Just in case anyone else stumbles onto it, I had problems setting up Ecowitt GW1000 for my use case: climate automation that starts by Ecowitt GW1000 regularly reporting the temperature readings to my custom script (hosted as an Azure Function, but that doesn't matter). So here's a little guide for future self or anyone else who this might help.
1. Plug in the device.
2. Install the "WS View" app on your Android or iOS device. For me personally their Android app did not work when pairing, but others say it's fine.
3. Click the hamburger and choose "Configure New Device" (or maybe you won't have to if you just installed the app).
4. Choose the image of your device, click Next.
5. Follow the instructions on screen (hold the line of LEDs on the device that doesn't seem to be a button until it flashes rapidly in red). Check the checkbox, click Next.
6. When instructed, manually go to Settings, choose the GW** Wifi hotspot and return to the app.
7. The app should report the device as set up.
8. Close the app properly, reopen it, go to the hamburger, Device List.
9. Wait for the device to be discovered, when it is - click on it.
10. Click More in the top right corner, choose Weather Services.
11. Click Next until you get to "Customized"
12. Click Enable, leave protocol at Ecowitt.
13. Enter your hostname (not URL, so no https:// or http:// here, and no path, no port), or the IP. That's the server that hosts your script.
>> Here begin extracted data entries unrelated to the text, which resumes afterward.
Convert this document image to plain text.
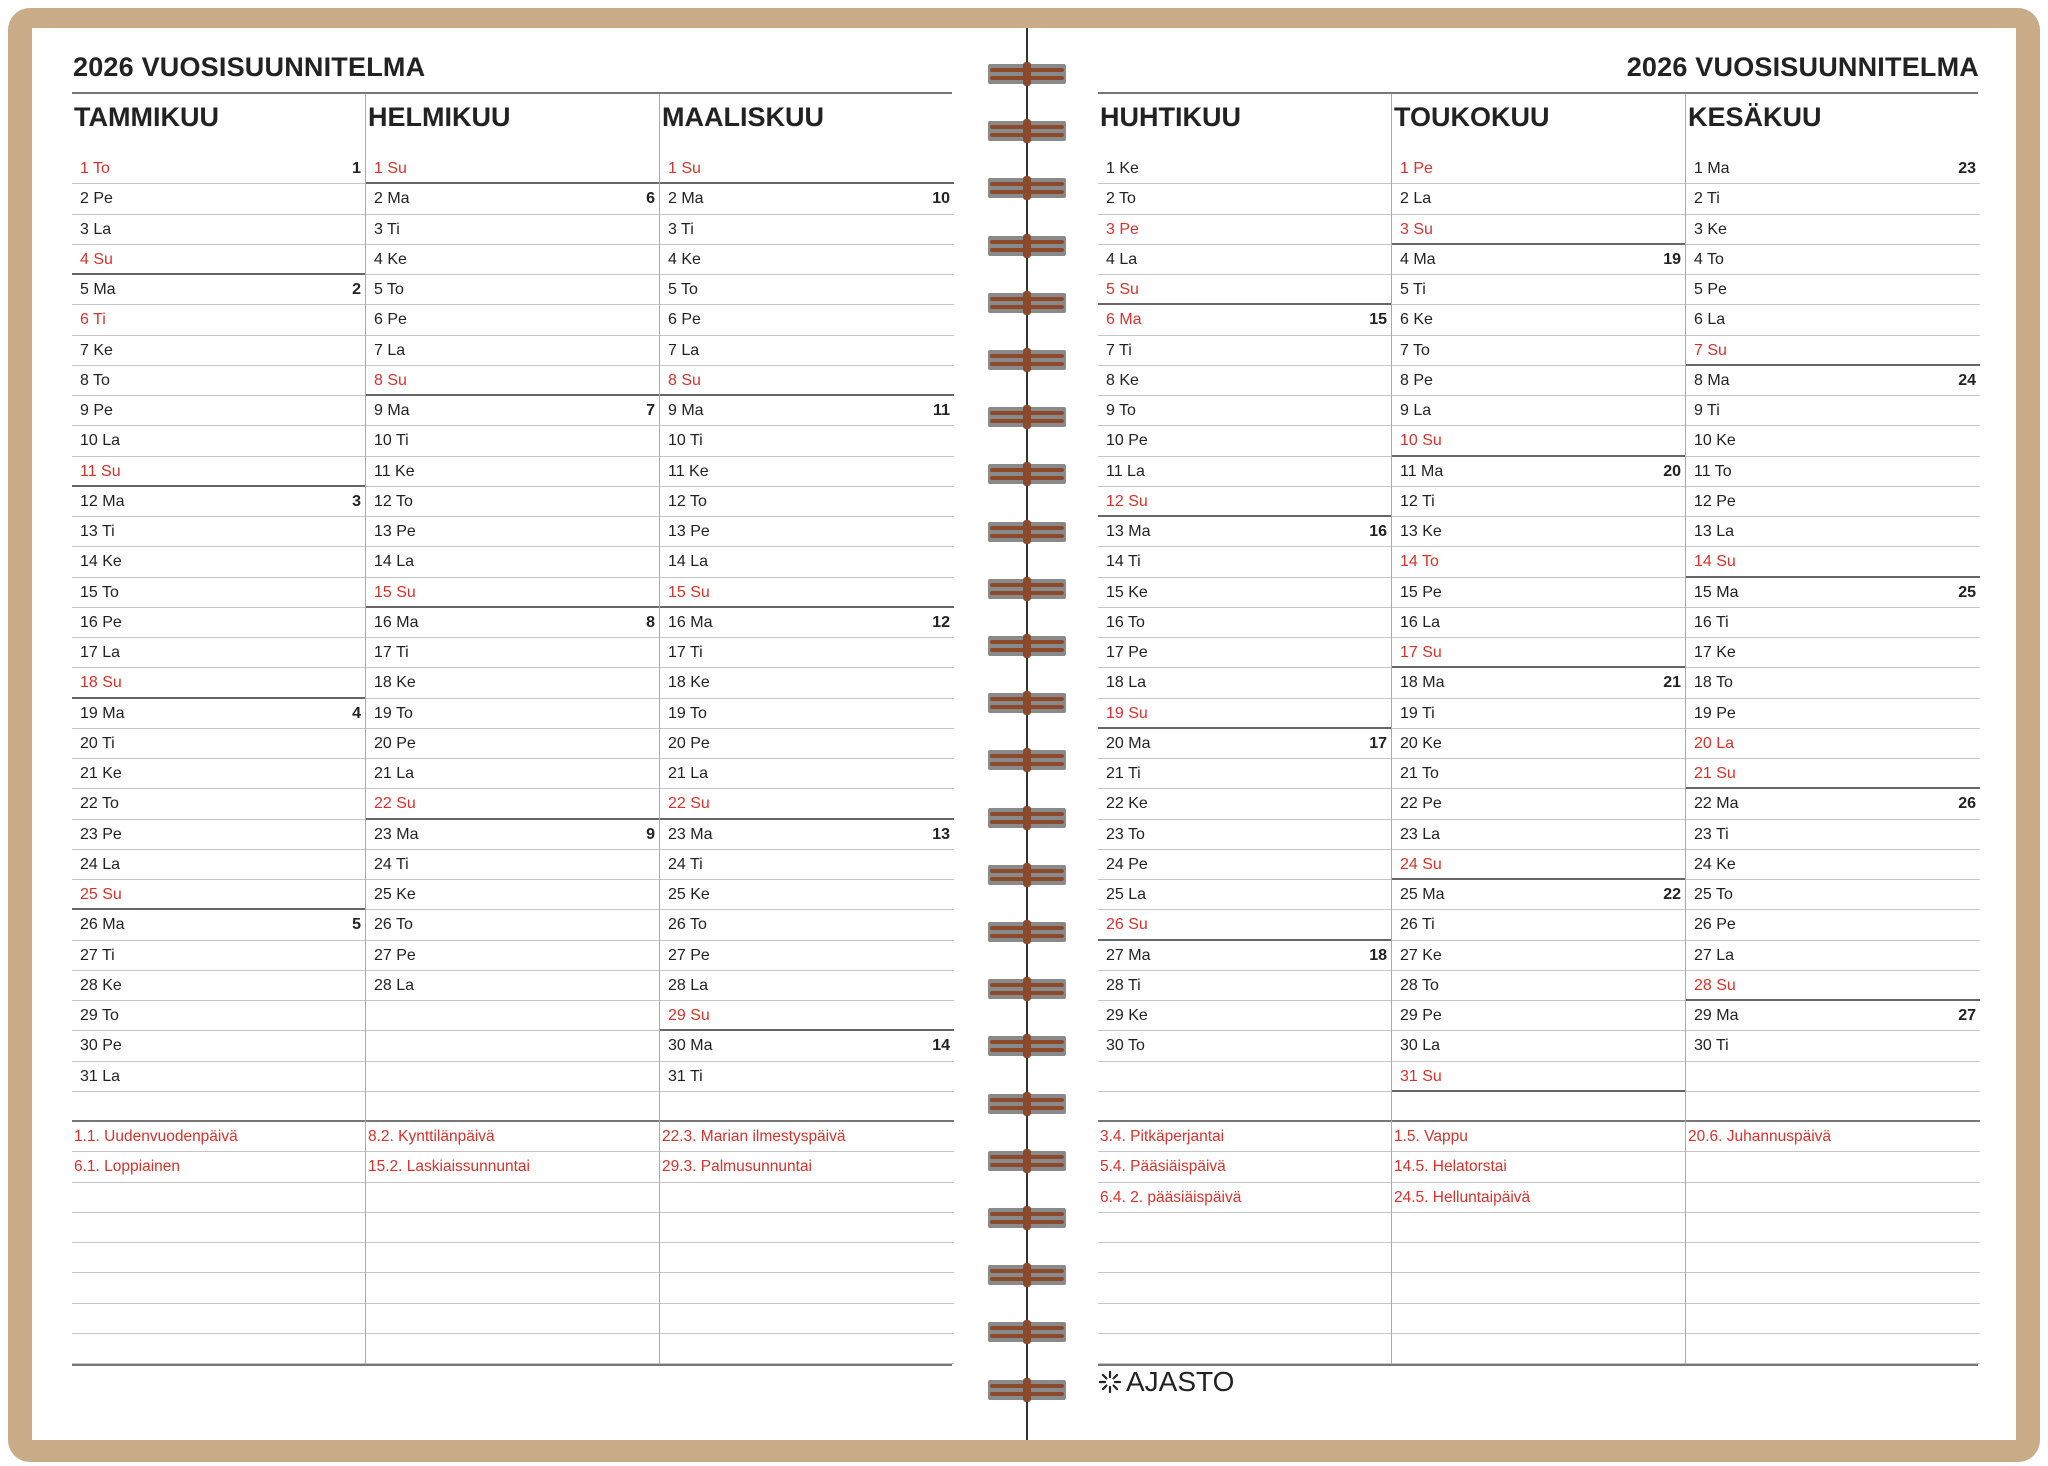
2026 VUOSISUUNNITELMA	2026 VUOSISUUNNITELMA
TAMMIKUU
1 To	1
2 Pe
3 La
4 Su
5 Ma	2
6 Ti
7 Ke
8 To
9 Pe
10 La
11 Su
12 Ma	3
13 Ti
14 Ke
15 To
16 Pe
17 La
18 Su
19 Ma	4
20 Ti
21 Ke
22 To
23 Pe
24 La
25 Su
26 Ma	5
27 Ti
28 Ke
29 To
30 Pe
31 La
1.1. Uudenvuodenpäivä
6.1. Loppiainen
HELMIKUU
1 Su
2 Ma	6
3 Ti
4 Ke
5 To
6 Pe
7 La
8 Su
9 Ma	7
10 Ti
11 Ke
12 To
13 Pe
14 La
15 Su
16 Ma	8
17 Ti
18 Ke
19 To
20 Pe
21 La
22 Su
23 Ma	9
24 Ti
25 Ke
26 To
27 Pe
28 La
8.2. Kynttilänpäivä
15.2. Laskiaissunnuntai
MAALISKUU
1 Su
2 Ma	10
3 Ti
4 Ke
5 To
6 Pe
7 La
8 Su
9 Ma	11
10 Ti
11 Ke
12 To
13 Pe
14 La
15 Su
16 Ma	12
17 Ti
18 Ke
19 To
20 Pe
21 La
22 Su
23 Ma	13
24 Ti
25 Ke
26 To
27 Pe
28 La
29 Su
30 Ma	14
31 Ti
22.3. Marian ilmestyspäivä
29.3. Palmusunnuntai
HUHTIKUU
1 Ke
2 To
3 Pe
4 La
5 Su
6 Ma	15
7 Ti
8 Ke
9 To
10 Pe
11 La
12 Su
13 Ma	16
14 Ti
15 Ke
16 To
17 Pe
18 La
19 Su
20 Ma	17
21 Ti
22 Ke
23 To
24 Pe
25 La
26 Su
27 Ma	18
28 Ti
29 Ke
30 To
3.4. Pitkäperjantai
5.4. Pääsiäispäivä
6.4. 2. pääsiäispäivä
TOUKOKUU
1 Pe
2 La
3 Su
4 Ma	19
5 Ti
6 Ke
7 To
8 Pe
9 La
10 Su
11 Ma	20
12 Ti
13 Ke
14 To
15 Pe
16 La
17 Su
18 Ma	21
19 Ti
20 Ke
21 To
22 Pe
23 La
24 Su
25 Ma	22
26 Ti
27 Ke
28 To
29 Pe
30 La
31 Su
1.5. Vappu
14.5. Helatorstai
24.5. Helluntaipäivä
KESÄKUU
1 Ma	23
2 Ti
3 Ke
4 To
5 Pe
6 La
7 Su
8 Ma	24
9 Ti
10 Ke
11 To
12 Pe
13 La
14 Su
15 Ma	25
16 Ti
17 Ke
18 To
19 Pe
20 La
21 Su
22 Ma	26
23 Ti
24 Ke
25 To
26 Pe
27 La
28 Su
29 Ma	27
30 Ti
20.6. Juhannuspäivä
AJASTO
Example: user123.randomscripthost.com
14. Enter the Path, starting with a slash "/". Example: /api/v1/mymegaapi/method
15. Leave the port at 80 or change if needed. I believe this thing can only send HTTP requests, and you're out of luck with HTTPS, and simply setting port 443 won't work. So make sure your server is configured to accept HTTP requests (many aren't nowadays unless you override this server-side).
16. Click Save. It must give you an animation that it's saved. If not, properly close the app and start from #8
17. Very important to also go back, click More again, click Device Settings and there click Reboot Device. Without that step my device didn't correctly resolve the hostname via DNS and simply sent all the requests to the gateway (router IP), which has driven me nuts for a couple of days!
18. Done! But if you're still not seeing requests come in server-side, good ways to debug:
a) Configure it (via steps above) to send requests to your local PC where you can set up a server for that port and monitor requests. I did that by installing and running
https://www.npmjs.com/package/http-echo-server (requires installation of Node.js)
b) On your Windows 10 laptop, click the button in the bottom right to bring up the notification area and turn on the Mobile hotspot. You can see the name and password if you press Start and start entering "Mobile hotspot settings". Then you can reset Ecowitt to factory settings and reconfigure it to this wi-fi hotspot on your laptop, and then you can monitor any incoming requests via Wireshark. That's how I knew the device was sending requests to the incorrect IP and didn't even try to run DNS queries (which looks like it only does after reboot). Make sure to choose the correct network adapter - that won't be your normal WiFi network, and instead a new one.
19. If all else fails, also may help to reset the device to factory settings through the app (that's how I reconfigure it to a new WiFi hotspot) AND/OR update firmware (also through the app).
Hope this helps anyone that has trouble with ecowitt customized server not sending requests properly.
Also, by way of 18 b there may be a way to figure out how to get the temperature from the device directly (like, point your Raspberry Pi to it and have it poll the sensor constantly and then run any automation). Not sure if it's been figured out already, but Wireshark can probably capture those packets if you connect both the weather station and your iOS device to your laptop wi-fi access point and monitor packets on the correct network adapter.